N is a sample index, and N is the frame sign in the sampling.Those that be convenient to use in the frame sign that will be among theECM 410 uses and the overlapping maintenance of number percent andequalization filter 413 and the analysis filter block are identical, for example, with reference to aforesaid illustrative value, T=20ms, sampling N=160 for 8kHz, for the sampling N=320 of 16kHz, and overlapping be 50%.The as above zc range of parameter values from 0 to 1 of Ji Suaning.From the zc parameter, sounding horizontal estimateddevice 502 can the horizontal v of following estimation sounding:

Wherein, ZC_LowAnd ZC_HighLow threshold value and the high threshold of representing suitably selection respectively, for example, ZC_Low=0.40 and ZC_High=0.45.The output d of onset (onset)/plosive (plosive) detectingdevice 503 can also be fed to sounding horizontal detector 502.If with d=1 with frame flag for comprising onset or plosive, then the sounding of this frame and a back frame can be horizontally placed to 1.Remind once more,, when the sounding level is 1, exclusively use the residual error excitation of high frequency band rectification by a kind of mode.Because the residual error of rectification encourages the profile of the energy of the narrowband speech that follows up-sampling closely to the time, therefore reduced because the possibility of the pre-echo type manual signal that time discrete caused in the bandwidth spread signal, so compared with only noise or mixed high frequency band excitation, this is favourable aspect onset/plosive.

In order to estimate the high frequency band energy, transitional zoneEnergy Estimation device 504 is from the narrow band voice signal of up-sampling

Estimate the transitional zone energy.Here transitional zone is defined as and is included in the arrowband and near the frequency band of high frequency band, that is, its is with the transition (it approximately is 2500-3400Hz in this illustrated examples) of accomplishing high frequency band.Intuitively, can expect that high frequency band energy and transitional zone energy are closely related, this is confirmed in experiment.Be used to calculate the transitional zone ENERGY E_TbPlain mode be that (for example, passing through fast Fourier transform (FFT)) calculated

Frequency spectrum, and with the energy addition of spectrum component in the transitional zone.

From unit is the transitional zone ENERGY E of dB_Tb, estimate that according to following formula unit is the high frequency band energy of dB:

E_hb0＝αE_tb+β，

Wherein, select factor alpha and β to be minimized in from the actual value of the high frequency band energy on a large amount of frames of training utterance database and the square error between the estimated value.

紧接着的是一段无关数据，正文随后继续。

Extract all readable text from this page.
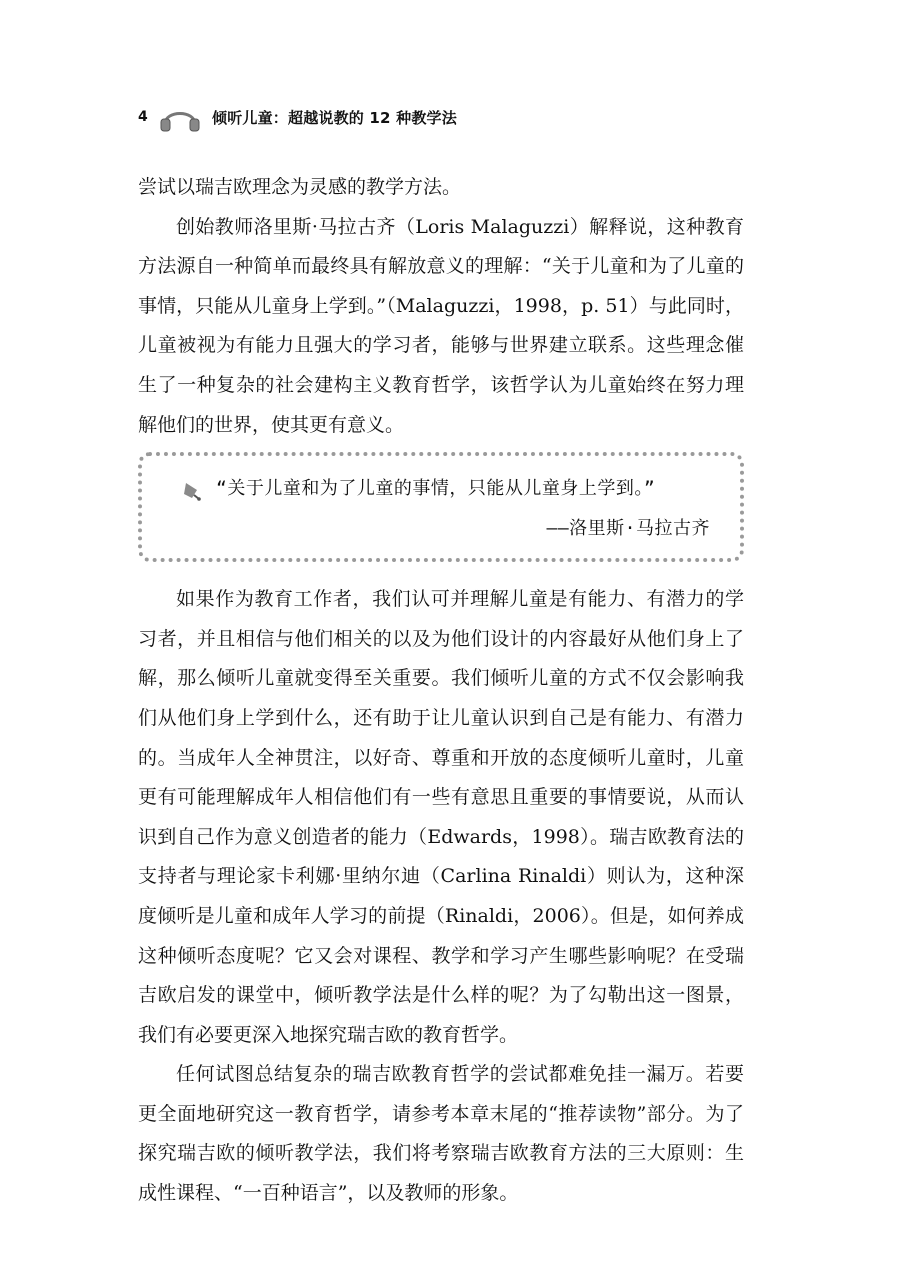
4	倾听儿童：超越说教的 12 种教学法

尝试以瑞吉欧理念为灵感的教学方法。

创始教师洛里斯·马拉古齐（Loris Malaguzzi）解释说，这种教育方法源自一种简单而最终具有解放意义的理解：“关于儿童和为了儿童的事情，只能从儿童身上学到。”（Malaguzzi，1998，p. 51）与此同时，儿童被视为有能力且强大的学习者，能够与世界建立联系。这些理念催生了一种复杂的社会建构主义教育哲学，该哲学认为儿童始终在努力理解他们的世界，使其更有意义。

“关于儿童和为了儿童的事情，只能从儿童身上学到。”
——洛里斯·马拉古齐

如果作为教育工作者，我们认可并理解儿童是有能力、有潜力的学习者，并且相信与他们相关的以及为他们设计的内容最好从他们身上了解，那么倾听儿童就变得至关重要。我们倾听儿童的方式不仅会影响我们从他们身上学到什么，还有助于让儿童认识到自己是有能力、有潜力的。当成年人全神贯注，以好奇、尊重和开放的态度倾听儿童时，儿童更有可能理解成年人相信他们有一些有意思且重要的事情要说，从而认识到自己作为意义创造者的能力（Edwards，1998）。瑞吉欧教育法的支持者与理论家卡利娜·里纳尔迪（Carlina Rinaldi）则认为，这种深度倾听是儿童和成年人学习的前提（Rinaldi，2006）。但是，如何养成这种倾听态度呢？它又会对课程、教学和学习产生哪些影响呢？在受瑞吉欧启发的课堂中，倾听教学法是什么样的呢？为了勾勒出这一图景，我们有必要更深入地探究瑞吉欧的教育哲学。

任何试图总结复杂的瑞吉欧教育哲学的尝试都难免挂一漏万。若要更全面地研究这一教育哲学，请参考本章末尾的“推荐读物”部分。为了探究瑞吉欧的倾听教学法，我们将考察瑞吉欧教育方法的三大原则：生成性课程、“一百种语言”，以及教师的形象。
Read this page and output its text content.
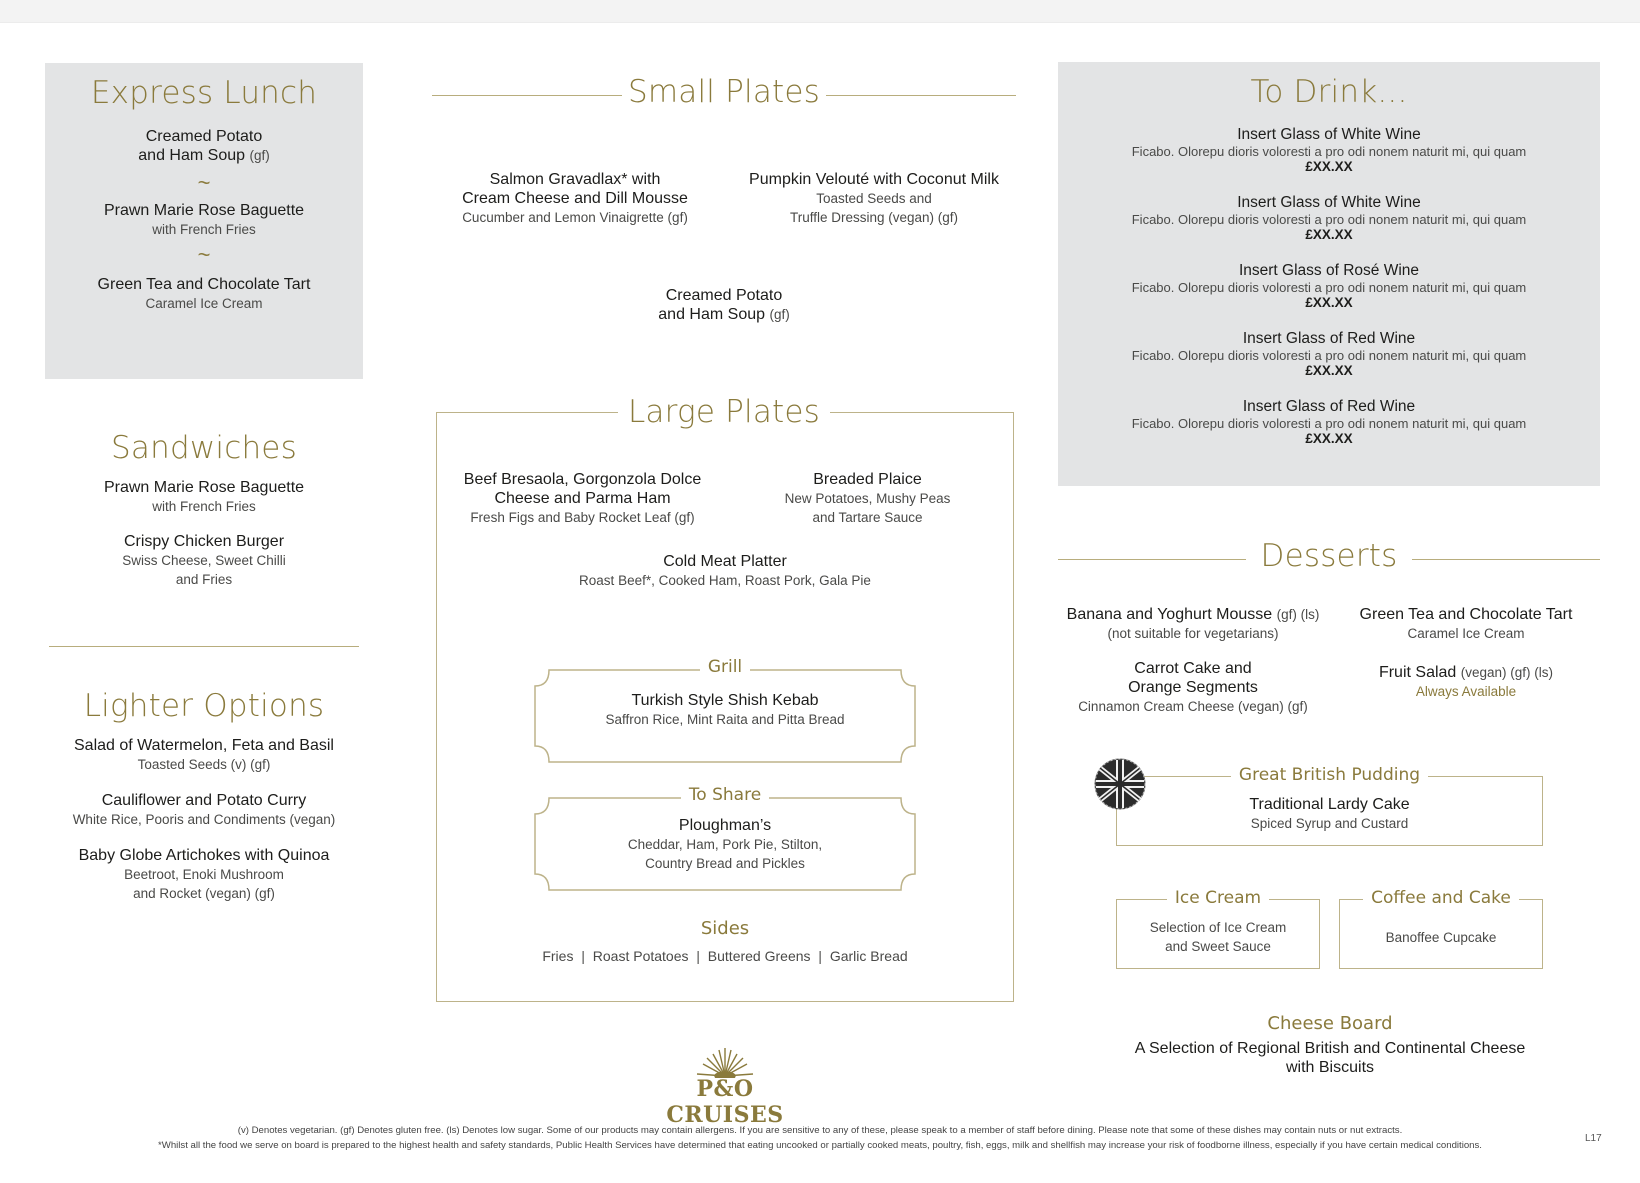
Express Lunch
Creamed Potato
and Ham Soup (gf)
~
Prawn Marie Rose Baguette
with French Fries
~
Green Tea and Chocolate Tart
Caramel Ice Cream
Sandwiches
Prawn Marie Rose Baguette
with French Fries
Crispy Chicken Burger
Swiss Cheese, Sweet Chilli
and Fries
Lighter Options
Salad of Watermelon, Feta and Basil
Toasted Seeds (v) (gf)
Cauliflower and Potato Curry
White Rice, Pooris and Condiments (vegan)
Baby Globe Artichokes with Quinoa
Beetroot, Enoki Mushroom
and Rocket (vegan) (gf)
Small Plates
Salmon Gravadlax* with
Cream Cheese and Dill Mousse
Cucumber and Lemon Vinaigrette (gf)
Pumpkin Velouté with Coconut Milk
Toasted Seeds and
Truffle Dressing (vegan) (gf)
Creamed Potato
and Ham Soup (gf)
Large Plates
Beef Bresaola, Gorgonzola Dolce
Cheese and Parma Ham
Fresh Figs and Baby Rocket Leaf (gf)
Breaded Plaice
New Potatoes, Mushy Peas
and Tartare Sauce
Cold Meat Platter
Roast Beef*, Cooked Ham, Roast Pork, Gala Pie
Grill
Turkish Style Shish Kebab
Saffron Rice, Mint Raita and Pitta Bread
To Share
Ploughman’s
Cheddar, Ham, Pork Pie, Stilton,
Country Bread and Pickles
Sides
Fries | Roast Potatoes | Buttered Greens | Garlic Bread
P&O CRUISES
To Drink...
Insert Glass of White Wine
Ficabo. Olorepu dioris voloresti a pro odi nonem naturit mi, qui quam
£XX.XX
Insert Glass of White Wine
Ficabo. Olorepu dioris voloresti a pro odi nonem naturit mi, qui quam
£XX.XX
Insert Glass of Rosé Wine
Ficabo. Olorepu dioris voloresti a pro odi nonem naturit mi, qui quam
£XX.XX
Insert Glass of Red Wine
Ficabo. Olorepu dioris voloresti a pro odi nonem naturit mi, qui quam
£XX.XX
Insert Glass of Red Wine
Ficabo. Olorepu dioris voloresti a pro odi nonem naturit mi, qui quam
£XX.XX
Desserts
Banana and Yoghurt Mousse (gf) (ls)
(not suitable for vegetarians)
Green Tea and Chocolate Tart
Caramel Ice Cream
Carrot Cake and
Orange Segments
Cinnamon Cream Cheese (vegan) (gf)
Fruit Salad (vegan) (gf) (ls)
Always Available
Great British Pudding
Traditional Lardy Cake
Spiced Syrup and Custard
Ice Cream
Selection of Ice Cream
and Sweet Sauce
Coffee and Cake
Banoffee Cupcake
Cheese Board
A Selection of Regional British and Continental Cheese
with Biscuits
(v) Denotes vegetarian. (gf) Denotes gluten free. (ls) Denotes low sugar. Some of our products may contain allergens. If you are sensitive to any of these, please speak to a member of staff before dining. Please note that some of these dishes may contain nuts or nut extracts.
*Whilst all the food we serve on board is prepared to the highest health and safety standards, Public Health Services have determined that eating uncooked or partially cooked meats, poultry, fish, eggs, milk and shellfish may increase your risk of foodborne illness, especially if you have certain medical conditions.
L17
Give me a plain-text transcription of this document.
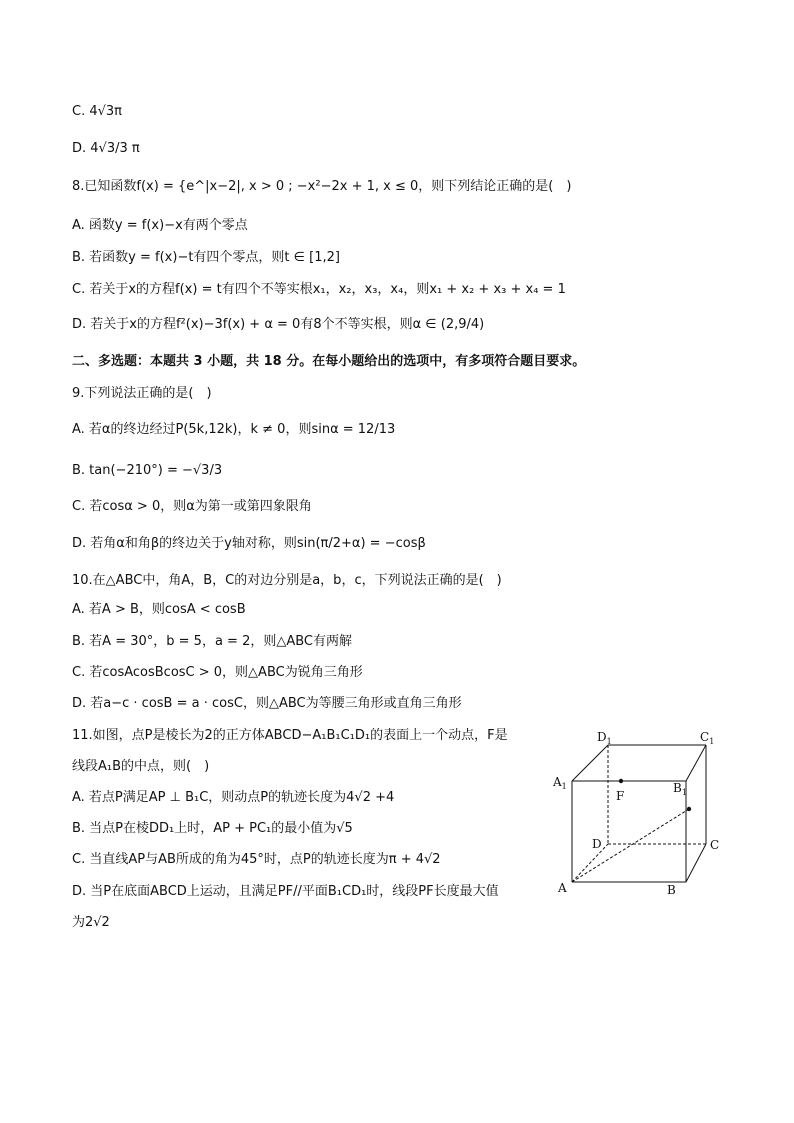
C. 4√3π
D. 4√3/3 π
8.已知函数f(x) = {e^|x−2|, x > 0 ; −x²−2x + 1, x ≤ 0，则下列结论正确的是(　)
A. 函数y = f(x)−x有两个零点
B. 若函数y = f(x)−t有四个零点，则t ∈ [1,2]
C. 若关于x的方程f(x) = t有四个不等实根x₁，x₂，x₃，x₄，则x₁ + x₂ + x₃ + x₄ = 1
D. 若关于x的方程f²(x)−3f(x) + α = 0有8个不等实根，则α ∈ (2,9/4)
二、多选题：本题共 3 小题，共 18 分。在每小题给出的选项中，有多项符合题目要求。
9.下列说法正确的是(　)
A. 若α的终边经过P(5k,12k)，k ≠ 0，则sinα = 12/13
B. tan(−210°) = −√3/3
C. 若cosα > 0，则α为第一或第四象限角
D. 若角α和角β的终边关于y轴对称，则sin(π/2+α) = −cosβ
10.在△ABC中，角A，B，C的对边分别是a，b，c，下列说法正确的是(　)
A. 若A > B，则cosA < cosB
B. 若A = 30°，b = 5，a = 2，则△ABC有两解
C. 若cosAcosBcosC > 0，则△ABC为锐角三角形
D. 若a−c · cosB = a · cosC，则△ABC为等腰三角形或直角三角形
11.如图，点P是棱长为2的正方体ABCD−A₁B₁C₁D₁的表面上一个动点，F是
线段A₁B的中点，则(　)
A. 若点P满足AP ⊥ B₁C，则动点P的轨迹长度为4√2 +4
B. 当点P在棱DD₁上时，AP + PC₁的最小值为√5
C. 当直线AP与AB所成的角为45°时，点P的轨迹长度为π + 4√2
D. 当P在底面ABCD上运动，且满足PF//平面B₁CD₁时，线段PF长度最大值
为2√2
$D_1$	$C_1$
$A_1$	$B_1$
F
D	C
A	B
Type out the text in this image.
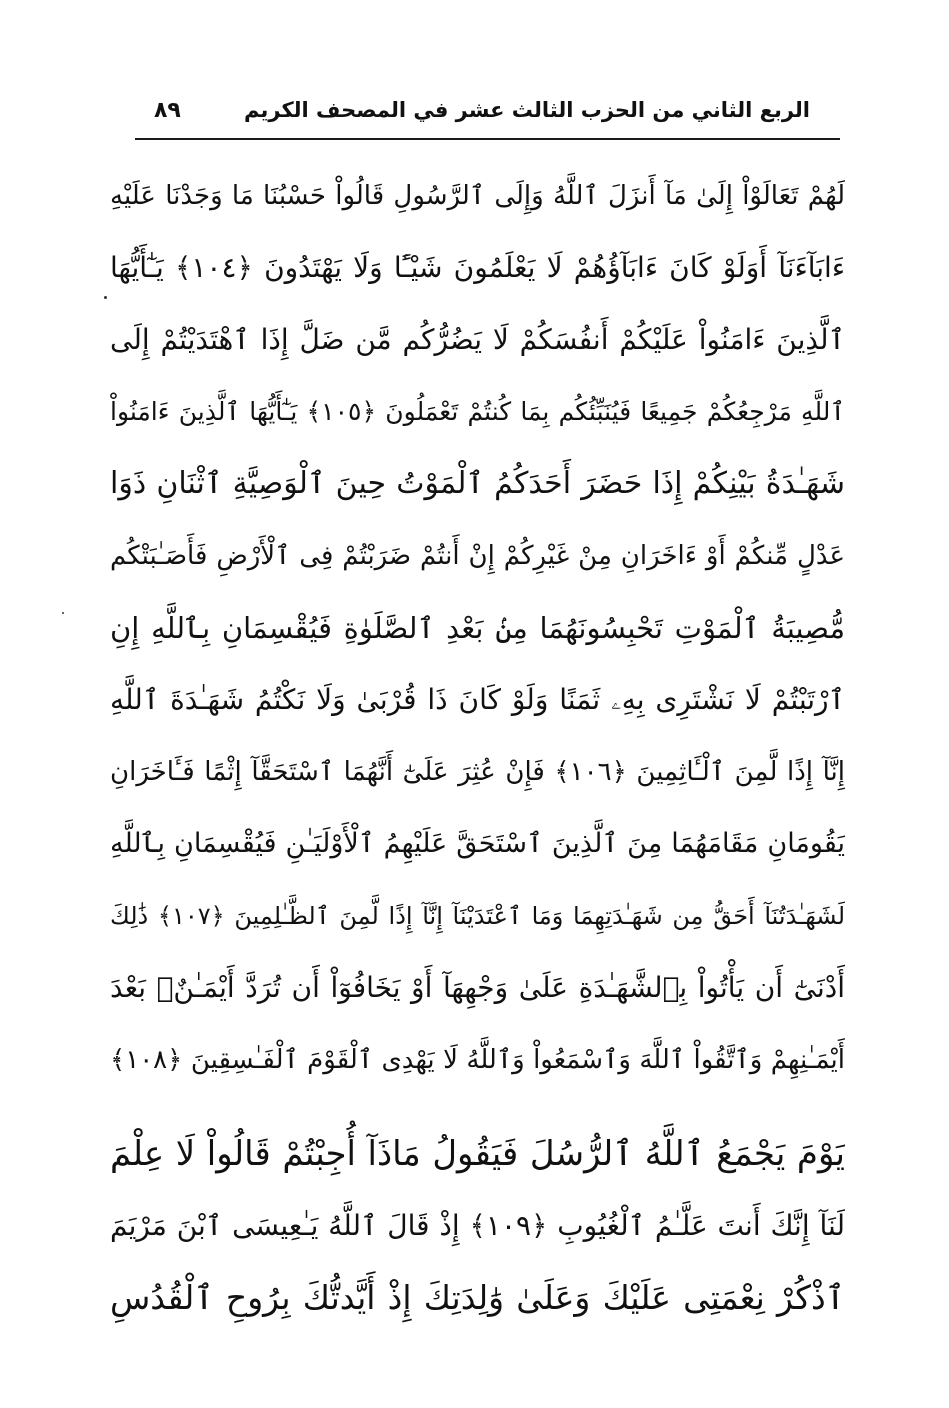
الربع الثاني من الحزب الثالث عشر في المصحف الكريم
٨٩
لَهُمْ تَعَالَوْاْ إِلَىٰ مَآ أَنزَلَ ٱللَّهُ وَإِلَى ٱلرَّسُولِ قَالُواْ حَسْبُنَا مَا وَجَدْنَا عَلَيْهِ
ءَابَآءَنَآ أَوَلَوْ كَانَ ءَابَآؤُهُمْ لَا يَعْلَمُونَ شَيْـًٔا وَلَا يَهْتَدُونَ ﴿١٠٤﴾ يَـٰٓأَيُّهَا
ٱلَّذِينَ ءَامَنُواْ عَلَيْكُمْ أَنفُسَكُمْ لَا يَضُرُّكُم مَّن ضَلَّ إِذَا ٱهْتَدَيْتُمْ إِلَى
ٱللَّهِ مَرْجِعُكُمْ جَمِيعًا فَيُنَبِّئُكُم بِمَا كُنتُمْ تَعْمَلُونَ ﴿١٠٥﴾ يَـٰٓأَيُّهَا ٱلَّذِينَ ءَامَنُواْ
شَهَـٰدَةُ بَيْنِكُمْ إِذَا حَضَرَ أَحَدَكُمُ ٱلْمَوْتُ حِينَ ٱلْوَصِيَّةِ ٱثْنَانِ ذَوَا
عَدْلٍ مِّنكُمْ أَوْ ءَاخَرَانِ مِنْ غَيْرِكُمْ إِنْ أَنتُمْ ضَرَبْتُمْ فِى ٱلْأَرْضِ فَأَصَـٰبَتْكُم
مُّصِيبَةُ ٱلْمَوْتِ تَحْبِسُونَهُمَا مِنۢ بَعْدِ ٱلصَّلَوٰةِ فَيُقْسِمَانِ بِٱللَّهِ إِنِ
ٱرْتَبْتُمْ لَا نَشْتَرِى بِهِۦ ثَمَنًا وَلَوْ كَانَ ذَا قُرْبَىٰ وَلَا نَكْتُمُ شَهَـٰدَةَ ٱللَّهِ
إِنَّآ إِذًا لَّمِنَ ٱلْـَٔاثِمِينَ ﴿١٠٦﴾ فَإِنْ عُثِرَ عَلَىٰٓ أَنَّهُمَا ٱسْتَحَقَّآ إِثْمًا فَـَٔاخَرَانِ
يَقُومَانِ مَقَامَهُمَا مِنَ ٱلَّذِينَ ٱسْتَحَقَّ عَلَيْهِمُ ٱلْأَوْلَيَـٰنِ فَيُقْسِمَانِ بِٱللَّهِ
لَشَهَـٰدَتُنَآ أَحَقُّ مِن شَهَـٰدَتِهِمَا وَمَا ٱعْتَدَيْنَآ إِنَّآ إِذًا لَّمِنَ ٱلظَّـٰلِمِينَ ﴿١٠٧﴾ ذَٰلِكَ
أَدْنَىٰٓ أَن يَأْتُواْ بِٱلشَّهَـٰدَةِ عَلَىٰ وَجْهِهَآ أَوْ يَخَافُوٓاْ أَن تُرَدَّ أَيْمَـٰنٌۢ بَعْدَ
أَيْمَـٰنِهِمْ وَٱتَّقُواْ ٱللَّهَ وَٱسْمَعُواْ وَٱللَّهُ لَا يَهْدِى ٱلْقَوْمَ ٱلْفَـٰسِقِينَ ﴿١٠٨﴾
يَوْمَ يَجْمَعُ ٱللَّهُ ٱلرُّسُلَ فَيَقُولُ مَاذَآ أُجِبْتُمْ قَالُواْ لَا عِلْمَ
لَنَآ إِنَّكَ أَنتَ عَلَّـٰمُ ٱلْغُيُوبِ ﴿١٠٩﴾ إِذْ قَالَ ٱللَّهُ يَـٰعِيسَى ٱبْنَ مَرْيَمَ
ٱذْكُرْ نِعْمَتِى عَلَيْكَ وَعَلَىٰ وَٰلِدَتِكَ إِذْ أَيَّدتُّكَ بِرُوحِ ٱلْقُدُسِ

Can further improve accuracy of estimation by adopting context information, this extra speech parameter such as zero crossing parameter zc and the transitional zone spectrumslope parameter s 1 that can provide by transitionalzone slope estimator 505 from extra speech parameter.Aforesaid zero crossing parametric representation speech utterance level.The ratio of the change of the spectrum energy in the Slope Parameters indication transitional zone.Can be by means of for example the spectrum envelope in the transitional zone (unit is dB) being approximately straight line and calculating its slope and come from arrowband LP parameter A by linear regression_NbEstimate Slope Parameters.Then, the zc-s1 parameter plane is divided into a plurality of zones, and is that each zone is selected factor alpha and β separately.For example, if the scope of zc and s1 parameter all is divided into 8 equal intervals, then the zc-s1 parameter plane is divided into 64 zones, and selects 64 groups of α and beta coefficient, each regional one group.

By another kind of mode (not shown among Fig. 5), the further improvement of following realization accuracy of estimation.Note,, can adopt high resolving power more to represent to improve the performance of high frequency band Energy Estimation device as substituting of Slope Parameters s1 (it is that first rank of spectrum envelope in the transitional zone are represented).For example, can use the vector quantization of transitional zone spectrum envelope shape (unit is dB) to represent.As an illustrated examples, vector quantizer (VQ) code book comprises 64 shapes, and these 64 shapes are called transitional zone spectrum envelope form parameter tbs, calculate this parameter according to big tranining database.Can replace s1 parameter in the zc-s1 parameter plane with the tbs parameter, with the performance that realizes improving.Yet,, introduce the 3rd parameter that is called frequency spectrum flatness tolerance sfm by another kind of mode.Frequency spectrum flatness tolerance is defined in the geometrical mean of the narrow band spectrum envelope (unit is dB) of (for example 300-3400Hz) in the suitable frequency range and the ratio of arithmetic mean.How smooth sfm parameter indication spectrum envelope have---and scope is approximately 0 to 1 of smooth fully envelope from what the peak envelope arranged in this example.The sfm parameter also relates to the sounding level of voice, but different with the mode of zc.In a kind of mode, three-dimensional zc-sfm-tbs parameter space is divided into following a plurality of zone.The zc-sfm plane is divided into 12 zones, thereby in three dimensions, produces 12 * 64=768 possible zone.Yet, be not that all these zones all have enough data points from tranining database.Therefore, for a lot of application settings, be about 500, and be that each of these zones is selected independent one group of α and beta coefficient the numerical limitations in useful zone.

High frequency bandEnergy Estimation device 506 can be by estimating E_Hb0The middle E that uses higher power_TbThe extra improvement of accuracy of estimation aspect is provided, for example,

E_hb0＝α₄E_tb⁴+α₃E_tb³+α₂E_tb²+α₁E_tb+β

In this case, for each subregion (alternatively, being each subregion of zc-sfm-tbs parameter space) of zc-s1 parameter plane is selected 5 different coefficients, that is, and α₄, α₃, α₂, α₁And β.Because be used to estimate E_Hb0Above equation (with reference to the 69th section and the 74th section) be non-linear, so must pay special attention to the change according to the input signal level, that is, the high-frequency energy of estimation is adjusted in the change of energy.A kind of mode that realizes this point is to estimate that unit is the input signal level of dB, adjusts E up or down_TbWith corresponding, estimate E with the nominal signal level_Hb0, and adjust E up or down_Hb0With corresponding with the actual signal level.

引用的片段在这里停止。